Surface is a fiction, physicality another. Time begins to flow and incidents start to occur.
A billion years ago they ate some light, dreamed of a pale blue dot. Is there a way for the cosmos to know itself?
They are born and they die, how strange! Blue turns red, how do they do it? What should they become?
Light years have passed, still they are not determined. Exploration is in their nature.
They began as wanderers, and they are wanderers still. They have lingered long enough on the shores of the cosmic ocean.
They are ready at last to set sail for the stars.

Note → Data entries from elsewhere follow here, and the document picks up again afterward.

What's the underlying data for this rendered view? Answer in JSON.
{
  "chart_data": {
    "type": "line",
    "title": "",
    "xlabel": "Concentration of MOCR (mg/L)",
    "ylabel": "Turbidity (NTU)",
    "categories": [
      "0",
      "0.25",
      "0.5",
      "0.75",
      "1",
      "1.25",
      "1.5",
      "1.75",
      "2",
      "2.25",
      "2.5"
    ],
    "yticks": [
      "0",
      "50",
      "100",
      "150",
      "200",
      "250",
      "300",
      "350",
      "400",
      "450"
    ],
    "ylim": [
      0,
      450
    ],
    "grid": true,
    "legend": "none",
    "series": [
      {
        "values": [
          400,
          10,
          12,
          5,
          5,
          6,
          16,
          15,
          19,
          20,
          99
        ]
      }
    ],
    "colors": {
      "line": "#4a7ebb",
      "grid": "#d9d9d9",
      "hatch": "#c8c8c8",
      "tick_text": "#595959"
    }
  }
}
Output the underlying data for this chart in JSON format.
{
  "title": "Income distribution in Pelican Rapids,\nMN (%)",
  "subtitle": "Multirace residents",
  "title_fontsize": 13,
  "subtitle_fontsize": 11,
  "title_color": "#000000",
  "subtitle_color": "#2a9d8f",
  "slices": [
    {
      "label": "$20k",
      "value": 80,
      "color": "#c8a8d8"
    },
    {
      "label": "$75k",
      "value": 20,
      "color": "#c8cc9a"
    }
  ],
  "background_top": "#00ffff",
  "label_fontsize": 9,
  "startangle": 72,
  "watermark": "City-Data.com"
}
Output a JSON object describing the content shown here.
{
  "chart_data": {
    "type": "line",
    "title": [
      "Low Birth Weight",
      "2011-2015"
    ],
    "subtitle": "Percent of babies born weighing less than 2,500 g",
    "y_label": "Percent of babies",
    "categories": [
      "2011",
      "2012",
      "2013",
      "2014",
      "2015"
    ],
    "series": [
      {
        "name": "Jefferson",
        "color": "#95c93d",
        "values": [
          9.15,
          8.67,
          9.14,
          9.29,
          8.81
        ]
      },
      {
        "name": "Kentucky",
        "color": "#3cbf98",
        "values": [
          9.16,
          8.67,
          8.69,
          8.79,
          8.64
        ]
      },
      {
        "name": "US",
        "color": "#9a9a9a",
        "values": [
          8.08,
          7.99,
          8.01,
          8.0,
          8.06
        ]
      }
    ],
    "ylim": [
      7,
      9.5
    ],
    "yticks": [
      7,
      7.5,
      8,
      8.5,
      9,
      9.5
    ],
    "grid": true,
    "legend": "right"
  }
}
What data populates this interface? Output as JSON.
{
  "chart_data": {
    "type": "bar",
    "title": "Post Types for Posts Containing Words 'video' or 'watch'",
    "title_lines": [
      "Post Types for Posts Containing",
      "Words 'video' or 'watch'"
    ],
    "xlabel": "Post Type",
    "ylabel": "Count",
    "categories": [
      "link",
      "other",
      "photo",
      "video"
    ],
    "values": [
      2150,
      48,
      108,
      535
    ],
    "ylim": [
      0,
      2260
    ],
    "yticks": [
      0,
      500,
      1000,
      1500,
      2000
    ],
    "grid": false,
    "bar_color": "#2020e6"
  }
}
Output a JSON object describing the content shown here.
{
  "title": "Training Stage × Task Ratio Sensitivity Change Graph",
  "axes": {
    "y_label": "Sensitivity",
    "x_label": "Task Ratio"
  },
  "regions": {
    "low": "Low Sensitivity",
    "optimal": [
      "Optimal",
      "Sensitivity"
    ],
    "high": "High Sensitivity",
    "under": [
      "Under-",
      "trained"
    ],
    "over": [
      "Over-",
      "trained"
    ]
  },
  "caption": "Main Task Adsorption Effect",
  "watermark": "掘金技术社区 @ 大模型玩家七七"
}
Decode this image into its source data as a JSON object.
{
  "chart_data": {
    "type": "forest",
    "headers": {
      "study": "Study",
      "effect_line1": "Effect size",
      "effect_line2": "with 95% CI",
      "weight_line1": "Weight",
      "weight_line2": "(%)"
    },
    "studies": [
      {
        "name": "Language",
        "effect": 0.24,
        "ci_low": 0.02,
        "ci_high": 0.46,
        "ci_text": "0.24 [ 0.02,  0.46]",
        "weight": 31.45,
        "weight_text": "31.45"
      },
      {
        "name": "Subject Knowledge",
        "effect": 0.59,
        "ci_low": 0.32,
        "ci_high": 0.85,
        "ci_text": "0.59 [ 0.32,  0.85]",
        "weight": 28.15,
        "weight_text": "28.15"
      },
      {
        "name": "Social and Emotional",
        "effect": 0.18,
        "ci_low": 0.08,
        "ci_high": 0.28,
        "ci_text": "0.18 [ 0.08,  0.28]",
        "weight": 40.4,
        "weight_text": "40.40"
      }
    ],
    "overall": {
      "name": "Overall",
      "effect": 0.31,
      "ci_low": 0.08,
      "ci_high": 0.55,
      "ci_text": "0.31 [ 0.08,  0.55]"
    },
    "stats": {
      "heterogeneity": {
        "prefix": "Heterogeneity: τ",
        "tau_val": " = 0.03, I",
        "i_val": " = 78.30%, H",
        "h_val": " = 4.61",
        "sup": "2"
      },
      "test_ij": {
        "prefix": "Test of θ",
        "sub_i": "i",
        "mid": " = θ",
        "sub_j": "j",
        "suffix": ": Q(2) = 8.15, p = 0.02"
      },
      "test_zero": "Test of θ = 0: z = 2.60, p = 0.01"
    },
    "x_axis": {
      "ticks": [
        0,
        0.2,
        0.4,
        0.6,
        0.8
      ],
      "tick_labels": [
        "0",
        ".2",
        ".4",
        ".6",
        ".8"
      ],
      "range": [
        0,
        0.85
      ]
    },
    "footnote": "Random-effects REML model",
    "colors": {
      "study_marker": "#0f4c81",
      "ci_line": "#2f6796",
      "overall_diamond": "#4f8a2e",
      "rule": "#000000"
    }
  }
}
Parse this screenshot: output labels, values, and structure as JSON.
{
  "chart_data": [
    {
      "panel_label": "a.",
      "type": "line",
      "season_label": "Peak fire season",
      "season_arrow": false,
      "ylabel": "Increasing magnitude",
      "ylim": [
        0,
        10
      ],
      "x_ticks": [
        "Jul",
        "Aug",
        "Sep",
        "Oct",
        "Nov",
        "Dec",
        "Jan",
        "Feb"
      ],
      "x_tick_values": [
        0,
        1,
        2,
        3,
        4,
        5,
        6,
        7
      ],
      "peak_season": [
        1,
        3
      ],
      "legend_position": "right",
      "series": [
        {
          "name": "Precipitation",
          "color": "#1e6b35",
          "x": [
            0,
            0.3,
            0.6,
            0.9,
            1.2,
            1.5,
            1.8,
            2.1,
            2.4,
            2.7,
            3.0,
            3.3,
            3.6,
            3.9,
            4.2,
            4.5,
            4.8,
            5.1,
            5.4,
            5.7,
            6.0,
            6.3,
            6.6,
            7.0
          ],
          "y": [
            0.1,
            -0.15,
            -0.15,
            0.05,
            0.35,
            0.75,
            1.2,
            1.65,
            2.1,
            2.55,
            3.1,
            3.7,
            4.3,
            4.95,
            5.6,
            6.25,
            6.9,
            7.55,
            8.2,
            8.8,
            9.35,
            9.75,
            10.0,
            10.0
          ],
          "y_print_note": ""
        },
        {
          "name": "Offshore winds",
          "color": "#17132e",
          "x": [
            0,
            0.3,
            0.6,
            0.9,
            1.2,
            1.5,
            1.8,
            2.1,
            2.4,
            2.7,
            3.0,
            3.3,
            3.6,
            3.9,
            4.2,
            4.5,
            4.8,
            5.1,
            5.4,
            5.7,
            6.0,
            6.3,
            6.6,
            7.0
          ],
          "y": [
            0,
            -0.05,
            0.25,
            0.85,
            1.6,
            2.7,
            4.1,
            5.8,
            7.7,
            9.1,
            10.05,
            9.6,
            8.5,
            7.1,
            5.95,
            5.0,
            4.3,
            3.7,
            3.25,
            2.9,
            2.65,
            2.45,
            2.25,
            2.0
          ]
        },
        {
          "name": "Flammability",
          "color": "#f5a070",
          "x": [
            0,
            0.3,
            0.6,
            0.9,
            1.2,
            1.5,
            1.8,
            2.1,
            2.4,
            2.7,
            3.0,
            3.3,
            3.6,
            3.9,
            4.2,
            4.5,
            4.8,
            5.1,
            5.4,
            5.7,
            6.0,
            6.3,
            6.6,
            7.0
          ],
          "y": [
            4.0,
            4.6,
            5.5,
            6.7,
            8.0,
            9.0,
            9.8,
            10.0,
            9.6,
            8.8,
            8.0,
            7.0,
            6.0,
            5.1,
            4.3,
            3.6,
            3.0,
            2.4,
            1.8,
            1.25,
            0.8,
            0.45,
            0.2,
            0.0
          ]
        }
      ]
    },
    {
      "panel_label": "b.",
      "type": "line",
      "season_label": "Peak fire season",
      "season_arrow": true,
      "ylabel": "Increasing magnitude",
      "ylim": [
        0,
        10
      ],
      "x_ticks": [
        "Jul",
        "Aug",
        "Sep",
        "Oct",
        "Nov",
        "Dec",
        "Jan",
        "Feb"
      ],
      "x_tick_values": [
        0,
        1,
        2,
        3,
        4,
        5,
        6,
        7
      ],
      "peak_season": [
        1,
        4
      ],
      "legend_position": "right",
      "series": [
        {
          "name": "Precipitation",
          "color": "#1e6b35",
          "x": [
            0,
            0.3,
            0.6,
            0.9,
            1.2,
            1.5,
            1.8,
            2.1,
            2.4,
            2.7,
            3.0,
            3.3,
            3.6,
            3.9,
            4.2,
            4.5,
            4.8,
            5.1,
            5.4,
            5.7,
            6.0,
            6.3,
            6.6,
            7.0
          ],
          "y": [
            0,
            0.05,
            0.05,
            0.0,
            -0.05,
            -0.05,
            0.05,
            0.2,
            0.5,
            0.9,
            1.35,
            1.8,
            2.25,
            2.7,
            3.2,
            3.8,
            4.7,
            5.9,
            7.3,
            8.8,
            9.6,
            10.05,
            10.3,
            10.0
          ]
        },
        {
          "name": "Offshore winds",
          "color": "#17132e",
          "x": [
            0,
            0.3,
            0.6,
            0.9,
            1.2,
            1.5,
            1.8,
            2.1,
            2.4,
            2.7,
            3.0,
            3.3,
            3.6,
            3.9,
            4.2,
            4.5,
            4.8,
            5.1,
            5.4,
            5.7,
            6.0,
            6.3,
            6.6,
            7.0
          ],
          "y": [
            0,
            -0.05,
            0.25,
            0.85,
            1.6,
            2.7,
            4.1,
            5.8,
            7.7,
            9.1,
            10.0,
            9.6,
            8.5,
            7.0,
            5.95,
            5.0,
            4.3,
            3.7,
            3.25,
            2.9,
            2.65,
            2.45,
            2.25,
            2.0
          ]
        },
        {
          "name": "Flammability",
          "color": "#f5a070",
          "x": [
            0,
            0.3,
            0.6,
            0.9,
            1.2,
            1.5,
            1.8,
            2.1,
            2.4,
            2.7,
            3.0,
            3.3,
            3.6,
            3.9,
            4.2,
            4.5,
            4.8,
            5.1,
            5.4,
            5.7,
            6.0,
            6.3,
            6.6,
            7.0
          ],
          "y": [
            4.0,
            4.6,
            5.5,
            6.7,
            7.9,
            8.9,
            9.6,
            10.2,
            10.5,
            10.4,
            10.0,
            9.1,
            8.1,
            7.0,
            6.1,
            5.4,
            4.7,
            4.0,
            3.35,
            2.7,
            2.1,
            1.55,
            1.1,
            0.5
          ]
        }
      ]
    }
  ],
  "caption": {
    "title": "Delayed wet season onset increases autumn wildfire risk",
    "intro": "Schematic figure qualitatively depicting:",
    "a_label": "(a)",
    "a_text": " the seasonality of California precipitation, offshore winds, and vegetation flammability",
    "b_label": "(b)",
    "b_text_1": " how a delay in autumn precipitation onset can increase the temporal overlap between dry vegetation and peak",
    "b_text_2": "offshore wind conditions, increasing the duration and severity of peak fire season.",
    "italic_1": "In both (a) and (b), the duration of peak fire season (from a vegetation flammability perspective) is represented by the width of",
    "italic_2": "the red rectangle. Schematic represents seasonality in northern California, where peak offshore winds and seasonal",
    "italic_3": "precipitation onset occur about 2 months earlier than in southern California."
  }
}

Can the cosmos know itself? Every time we open our eyes, the first thing we see is light. Our perception of existence largely depends on the abilities of our eyes. From the beginning of human consciousness, we looked at the lights around us and asked questions. We have looked up at the same stars in much the same way that my ancestors did. The question is the same, and so simple—”where are we?”
On 1990 we placed a new eye to gaze into the sky. We named it upon Hubble. This sensitive eye let us see beyond the tiny sliver of visible light. Nineteen years later, we got another eye in the space to look for earth like planet around other stars. We searched every inch of the sky, looked at the farthest we could. Even the farthest corner was crowded with thousands of galaxies with billions of stars. We looked at strange objects and found thousands of planets in the sky.
Now we are aware of the vastness of the cosmos. Compared to that immensity, our spinning planet is a speck of dust. The iron in our blood, the calcium in our bones and teeth—all of it came from the supernova explosion. We are the remnants of stars. When we question the world around us—when we ponder the vastness—are we the cosmos questioning itself?